As SPSU’s 2013-2014 team captain, Grady “Tad” Young kept the 22-person team on task with designing and building a Formula One-inspired racecar despite their next-to-nothing finances.
“One month into the competition year we didn’t even have enough funding to pay our competition fee. However, our continued work in the shop and support of our school showed our funding organization that we were not going to give up,” said Young, who received SAE's 2014 Rumbaugh Outstanding Student Leader Award for his efforts.
Established by a generous contribution from Max E. Rumbaugh Jr., Executive Vice President of SAE 1986-2001, this annual award recognizes SAE-related leadership activities. The nomination deadline for the 2015 award is July 15.
The indefatigable Young used CAD to create and optimize designs and planning for electrical and other component purchases, recalled the school’s lead Formula SAE faculty advisor.
“When funding was finally released at a reduced rate close to competition time, he was prepared to move at a fast pace to get the car ready just in time,” said Randy Emert, SPSU/Kennesaw State University’s Formula SAE faculty advisor. Emert is KSU’s assistant professor of mechanical engineering technology at the Marietta, GA, campus. (SPSU consolidated with KSU under the KSU banner in 2015.)
The 2013-2014 SPSU car set school records in five of eight Formula SAE Lincoln event categories, including a podium finish in acceleration. A 17th overall finish marked the school’s best overall ranking since the early 1990s.
Said Young, “My main focus was on improving the simplicity of the car by more thoroughly designing each component, reducing the part count through multi-functioning parts, and most importantly, reducing weight.”

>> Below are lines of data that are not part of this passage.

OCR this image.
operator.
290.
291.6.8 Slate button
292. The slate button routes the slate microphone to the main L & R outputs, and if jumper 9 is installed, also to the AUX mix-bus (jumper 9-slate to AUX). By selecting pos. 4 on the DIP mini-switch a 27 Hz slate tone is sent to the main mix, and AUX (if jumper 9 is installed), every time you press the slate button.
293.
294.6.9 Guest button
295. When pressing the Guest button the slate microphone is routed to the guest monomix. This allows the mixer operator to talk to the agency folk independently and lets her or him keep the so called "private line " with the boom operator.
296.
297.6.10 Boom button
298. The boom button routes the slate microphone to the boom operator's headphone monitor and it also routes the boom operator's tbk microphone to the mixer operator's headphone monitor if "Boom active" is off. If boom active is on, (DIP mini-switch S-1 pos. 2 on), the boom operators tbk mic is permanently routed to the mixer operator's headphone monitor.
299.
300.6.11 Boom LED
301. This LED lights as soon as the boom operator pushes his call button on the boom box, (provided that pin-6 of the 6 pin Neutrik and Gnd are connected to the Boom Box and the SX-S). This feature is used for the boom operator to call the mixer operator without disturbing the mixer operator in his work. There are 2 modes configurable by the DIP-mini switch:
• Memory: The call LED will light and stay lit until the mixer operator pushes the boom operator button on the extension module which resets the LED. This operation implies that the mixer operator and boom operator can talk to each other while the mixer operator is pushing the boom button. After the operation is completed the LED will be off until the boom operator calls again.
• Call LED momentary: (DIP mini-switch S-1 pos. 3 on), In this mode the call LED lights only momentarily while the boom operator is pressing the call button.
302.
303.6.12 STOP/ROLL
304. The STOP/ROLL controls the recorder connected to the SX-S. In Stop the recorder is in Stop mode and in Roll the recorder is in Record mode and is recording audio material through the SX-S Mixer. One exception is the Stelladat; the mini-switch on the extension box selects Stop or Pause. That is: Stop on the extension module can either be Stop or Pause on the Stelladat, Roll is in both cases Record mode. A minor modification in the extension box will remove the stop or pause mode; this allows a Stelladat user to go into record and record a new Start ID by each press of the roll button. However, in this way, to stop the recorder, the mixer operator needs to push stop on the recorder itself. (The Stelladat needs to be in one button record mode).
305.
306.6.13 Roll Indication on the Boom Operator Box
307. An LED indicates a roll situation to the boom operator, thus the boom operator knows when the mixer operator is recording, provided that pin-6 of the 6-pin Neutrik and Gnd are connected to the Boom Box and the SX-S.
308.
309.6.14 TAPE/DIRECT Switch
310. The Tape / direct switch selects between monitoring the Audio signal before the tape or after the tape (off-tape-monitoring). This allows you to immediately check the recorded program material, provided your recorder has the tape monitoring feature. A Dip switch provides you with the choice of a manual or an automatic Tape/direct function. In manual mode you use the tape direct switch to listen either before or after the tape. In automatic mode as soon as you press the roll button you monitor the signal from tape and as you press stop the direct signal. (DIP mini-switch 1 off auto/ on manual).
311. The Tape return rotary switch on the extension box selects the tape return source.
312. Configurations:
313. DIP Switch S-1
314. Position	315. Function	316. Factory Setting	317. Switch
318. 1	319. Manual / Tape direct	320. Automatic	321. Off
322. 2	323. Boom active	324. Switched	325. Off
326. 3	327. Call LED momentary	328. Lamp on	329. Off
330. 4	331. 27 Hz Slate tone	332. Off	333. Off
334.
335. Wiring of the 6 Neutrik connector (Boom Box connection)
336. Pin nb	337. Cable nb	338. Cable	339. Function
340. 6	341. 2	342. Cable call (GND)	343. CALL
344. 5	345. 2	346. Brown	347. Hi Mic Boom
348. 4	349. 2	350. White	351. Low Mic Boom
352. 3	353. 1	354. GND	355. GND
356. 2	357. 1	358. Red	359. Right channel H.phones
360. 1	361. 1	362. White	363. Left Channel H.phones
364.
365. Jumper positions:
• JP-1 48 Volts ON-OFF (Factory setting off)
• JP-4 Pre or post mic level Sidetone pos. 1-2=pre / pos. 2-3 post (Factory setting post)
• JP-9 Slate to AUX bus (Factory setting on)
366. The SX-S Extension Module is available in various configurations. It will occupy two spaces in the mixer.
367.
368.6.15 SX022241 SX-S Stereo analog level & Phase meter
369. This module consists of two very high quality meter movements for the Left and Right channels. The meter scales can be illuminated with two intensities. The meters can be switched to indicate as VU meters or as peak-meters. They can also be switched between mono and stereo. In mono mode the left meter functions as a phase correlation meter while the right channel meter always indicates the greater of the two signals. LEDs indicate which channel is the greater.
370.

Danny Webber, the 2013-2014 team’s vice president with responsibility for exhaust design/manufacture and chassis manufacture, said Young emphasized the weight reduction goal with a catchy buzzword.

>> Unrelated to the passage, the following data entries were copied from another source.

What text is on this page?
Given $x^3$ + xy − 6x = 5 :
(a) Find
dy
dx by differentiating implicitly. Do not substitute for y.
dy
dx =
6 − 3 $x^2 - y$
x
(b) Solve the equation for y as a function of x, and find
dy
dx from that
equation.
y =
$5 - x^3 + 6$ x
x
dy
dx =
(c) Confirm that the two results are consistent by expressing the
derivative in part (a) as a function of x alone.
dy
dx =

“Sometime in 2013, Grady adopted the term ‘Superleggera’ as the team’s motto. Superleggera, of course, meaning ‘super light.’ With this as our mantra, we designed a car that was about 11% lighter than the 2012-2013 car. That was a total reduction of about 50 pounds (22.67 kg),” noted Webber.
As a December 2014 graduate of SPSU with a bachelor’s degree in mechanical engineering technology, Young gained valuable lessons from participating in Formula SAE. “My biggest two leadership lessons were to lead by example and to always expect the worse, but aim for the best,” he said.
Young plans to communicate regularly with the Collegiate Design Board at SAE. “Having just graduated, I am still very close with the Formula SAE team. I would like to help improve the school’s Formula SAE program and the retention rate for SAE membership with Formula SAE graduates as much as possible,” Young said.